Below is additional proof that the future of respiratory therapy is in disease management:
Patty C Silver, Marin H Kollef, Darnetta Clinkscale, Peggy Watts, Robin Kidder, Brittany Eads, DebbieBennett, Carolyn Lora, Michael QuartaroRespiratory Care Jan 2017, 62 (1) 1-9; DOI: 10.4187/respcare.05030
BACKGROUND: Patients with COPD often require repeated emergency department visits and hospitalizations for COPD exacerbations. Such readmissions increase health-care costs and expose COPD patients to the added risks of nosocomial infections and increased mortality.
METHODS: To determine whether a respiratory therapist (RT) disease management program could reduce re-hospitalization and emergency department visits, a prospective, single-center, unblinded, randomized trial was performed.
RESULTS: We enrolled 428 subjects (214 intervention, 214 control). The primary outcome (combined non-hospitalized emergency department visits and hospital readmissions for a COPD exacerbation during the 6-month follow-up) was similar for the study groups (91 vs 159, P = .08). When the 2 components of the primary end point were analyzed individually, the percentage of subjects with non-hospitalized emergency department visits for COPD exacerbations was similar between groups (15.0% vs 15.9%, P = .79). Readmission for a COPD exacerbation was significantly lower in the intervention group (20.1% vs 28.5%, P = .042). The median (interquartile range) duration of hospitalization for a COPD exacerbation was less for the intervention group (5 [3–11] d vs 8 [4–18.5] d, P = .045). In-patient hospital days (306 d vs 523 d, P = .02) and ICU days (17 d vs 53 d, P = .02) due to COPD exacerbations were significantly less for the intervention group. Mortality was similar for both groups (1.4% vs 0.9%, P > .99).
CONCLUSIONS: Our RT disease management program was associated with less readmission, fewer ICU days, and shorter hospital stays due to COPD exacerbations. Further studies are needed to determine the optimal utilization of RT disease management teams for patients with COPD to optimize outcomes and prevent return hospital visits. (ClinicalTrials.gov registration NCT01543217.)

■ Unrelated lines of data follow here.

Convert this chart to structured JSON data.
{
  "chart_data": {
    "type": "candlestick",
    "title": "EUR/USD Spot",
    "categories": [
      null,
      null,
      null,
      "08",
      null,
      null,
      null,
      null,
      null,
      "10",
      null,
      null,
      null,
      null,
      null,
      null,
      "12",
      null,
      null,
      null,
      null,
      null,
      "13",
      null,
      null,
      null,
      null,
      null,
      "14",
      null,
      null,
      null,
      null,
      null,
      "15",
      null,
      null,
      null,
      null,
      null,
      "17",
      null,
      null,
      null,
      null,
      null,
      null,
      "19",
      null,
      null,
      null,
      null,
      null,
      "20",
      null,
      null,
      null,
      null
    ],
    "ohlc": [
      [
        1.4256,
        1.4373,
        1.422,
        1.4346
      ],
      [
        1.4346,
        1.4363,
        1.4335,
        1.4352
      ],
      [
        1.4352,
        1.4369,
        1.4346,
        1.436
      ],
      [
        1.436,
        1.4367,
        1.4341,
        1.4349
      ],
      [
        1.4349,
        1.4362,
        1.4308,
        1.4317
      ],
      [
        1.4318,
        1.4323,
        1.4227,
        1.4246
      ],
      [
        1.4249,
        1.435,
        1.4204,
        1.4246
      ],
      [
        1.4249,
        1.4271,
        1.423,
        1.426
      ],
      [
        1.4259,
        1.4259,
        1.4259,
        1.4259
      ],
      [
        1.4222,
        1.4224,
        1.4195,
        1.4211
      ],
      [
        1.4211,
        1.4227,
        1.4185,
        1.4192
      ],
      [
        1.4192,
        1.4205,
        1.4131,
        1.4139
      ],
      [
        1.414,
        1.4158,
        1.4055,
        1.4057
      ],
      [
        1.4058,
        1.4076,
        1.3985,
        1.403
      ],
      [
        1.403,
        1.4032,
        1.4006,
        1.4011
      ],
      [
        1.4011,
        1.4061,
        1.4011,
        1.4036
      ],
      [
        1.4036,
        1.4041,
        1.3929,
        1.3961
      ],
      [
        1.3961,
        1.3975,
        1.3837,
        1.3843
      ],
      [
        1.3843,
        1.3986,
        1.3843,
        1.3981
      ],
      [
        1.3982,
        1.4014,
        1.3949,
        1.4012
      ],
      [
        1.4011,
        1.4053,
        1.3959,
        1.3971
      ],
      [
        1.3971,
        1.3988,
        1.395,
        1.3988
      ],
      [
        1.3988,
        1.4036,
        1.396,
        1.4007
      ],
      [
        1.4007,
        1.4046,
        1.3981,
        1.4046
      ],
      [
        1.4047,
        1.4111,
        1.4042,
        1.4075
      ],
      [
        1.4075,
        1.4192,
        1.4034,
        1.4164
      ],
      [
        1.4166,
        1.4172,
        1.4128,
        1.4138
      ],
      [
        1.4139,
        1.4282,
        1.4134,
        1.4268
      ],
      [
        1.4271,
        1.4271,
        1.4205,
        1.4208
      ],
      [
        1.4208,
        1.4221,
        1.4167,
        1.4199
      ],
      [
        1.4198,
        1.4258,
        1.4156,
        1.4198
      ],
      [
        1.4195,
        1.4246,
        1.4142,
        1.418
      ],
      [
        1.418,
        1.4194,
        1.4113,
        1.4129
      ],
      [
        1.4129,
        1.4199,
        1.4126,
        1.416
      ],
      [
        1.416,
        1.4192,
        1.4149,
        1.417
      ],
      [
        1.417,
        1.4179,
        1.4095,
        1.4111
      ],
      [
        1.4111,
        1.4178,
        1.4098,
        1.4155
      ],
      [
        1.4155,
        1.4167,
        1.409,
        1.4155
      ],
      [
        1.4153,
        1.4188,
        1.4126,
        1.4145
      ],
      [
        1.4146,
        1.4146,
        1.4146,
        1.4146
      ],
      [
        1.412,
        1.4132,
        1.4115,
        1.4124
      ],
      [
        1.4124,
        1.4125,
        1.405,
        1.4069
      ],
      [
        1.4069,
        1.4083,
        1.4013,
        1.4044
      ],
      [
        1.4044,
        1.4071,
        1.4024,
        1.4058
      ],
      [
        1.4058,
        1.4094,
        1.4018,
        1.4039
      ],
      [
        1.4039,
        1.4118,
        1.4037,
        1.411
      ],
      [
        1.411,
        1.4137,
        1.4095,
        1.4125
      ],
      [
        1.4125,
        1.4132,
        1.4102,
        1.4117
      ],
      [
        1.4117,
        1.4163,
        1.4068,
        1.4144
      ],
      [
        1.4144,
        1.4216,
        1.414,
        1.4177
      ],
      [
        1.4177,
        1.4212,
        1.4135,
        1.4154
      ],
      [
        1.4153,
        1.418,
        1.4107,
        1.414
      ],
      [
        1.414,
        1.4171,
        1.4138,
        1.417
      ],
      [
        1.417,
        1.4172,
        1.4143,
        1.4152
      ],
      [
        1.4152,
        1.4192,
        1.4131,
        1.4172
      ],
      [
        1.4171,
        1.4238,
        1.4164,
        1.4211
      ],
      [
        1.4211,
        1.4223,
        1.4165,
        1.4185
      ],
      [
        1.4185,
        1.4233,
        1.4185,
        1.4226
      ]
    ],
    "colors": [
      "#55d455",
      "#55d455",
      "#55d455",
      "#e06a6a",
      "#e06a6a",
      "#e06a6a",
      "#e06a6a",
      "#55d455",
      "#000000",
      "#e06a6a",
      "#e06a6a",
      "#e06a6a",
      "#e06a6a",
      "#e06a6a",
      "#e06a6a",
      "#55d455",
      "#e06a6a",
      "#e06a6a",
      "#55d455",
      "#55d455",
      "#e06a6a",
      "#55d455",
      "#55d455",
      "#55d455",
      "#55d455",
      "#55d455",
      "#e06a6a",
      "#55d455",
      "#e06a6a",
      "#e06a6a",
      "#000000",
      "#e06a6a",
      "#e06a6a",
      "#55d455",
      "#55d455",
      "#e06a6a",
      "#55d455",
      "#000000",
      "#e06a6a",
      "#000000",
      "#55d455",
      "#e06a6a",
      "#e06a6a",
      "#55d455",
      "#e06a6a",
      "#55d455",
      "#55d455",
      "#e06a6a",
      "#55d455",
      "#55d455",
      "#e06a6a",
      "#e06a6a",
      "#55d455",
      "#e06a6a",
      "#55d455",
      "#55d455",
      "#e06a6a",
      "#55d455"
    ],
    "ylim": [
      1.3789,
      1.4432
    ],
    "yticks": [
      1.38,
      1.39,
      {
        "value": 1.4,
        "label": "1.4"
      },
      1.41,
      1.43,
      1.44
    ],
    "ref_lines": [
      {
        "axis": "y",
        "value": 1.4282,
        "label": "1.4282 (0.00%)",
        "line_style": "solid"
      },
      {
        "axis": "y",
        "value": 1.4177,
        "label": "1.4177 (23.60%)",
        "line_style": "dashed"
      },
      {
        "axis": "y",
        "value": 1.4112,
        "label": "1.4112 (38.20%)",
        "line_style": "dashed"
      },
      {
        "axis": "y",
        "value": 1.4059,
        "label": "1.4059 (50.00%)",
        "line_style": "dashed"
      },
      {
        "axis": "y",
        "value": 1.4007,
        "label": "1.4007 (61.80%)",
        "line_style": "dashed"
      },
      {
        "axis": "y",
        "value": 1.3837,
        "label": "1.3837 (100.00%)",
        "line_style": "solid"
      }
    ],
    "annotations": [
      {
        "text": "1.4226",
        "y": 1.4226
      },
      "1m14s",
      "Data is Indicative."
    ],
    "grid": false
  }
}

It only makes sense that employing clinicians with specialized training in respiratory disease management to improve the outcomes of patients with lung disease is the best route to take in achieving this goal. This study should be in the back pocket of those in positions of influence within the respiratory care world. Because decision makers are busy people who are constantly being bombarded with a myriad of fires to put out, we as respiratory care professionals need to be able to quickly back the value of our abilities with convincing data.
Respiratory therapists (RT) will be most valuable over the next decade utilizing their assessment and care planning skills in areas where we have not historically existed in significance. Areas like skilled nursing and case management are just two such areas. It will be hard to break into skilled nursing, however, until the reimbursement structure for this environment pays the owners of these companies for providing respiratory care only by those who hold a respiratory therapy credential. This won’t happen until we RTs utilize data such as this en masse in our lobbying efforts.
In the short run, just be vocal about the value you bring to the clinical team, and be able to back it up with evidenced-based data. The more of us who offer smart solutions to difficult challenges, the more we will be sought after to solve such dilemmas.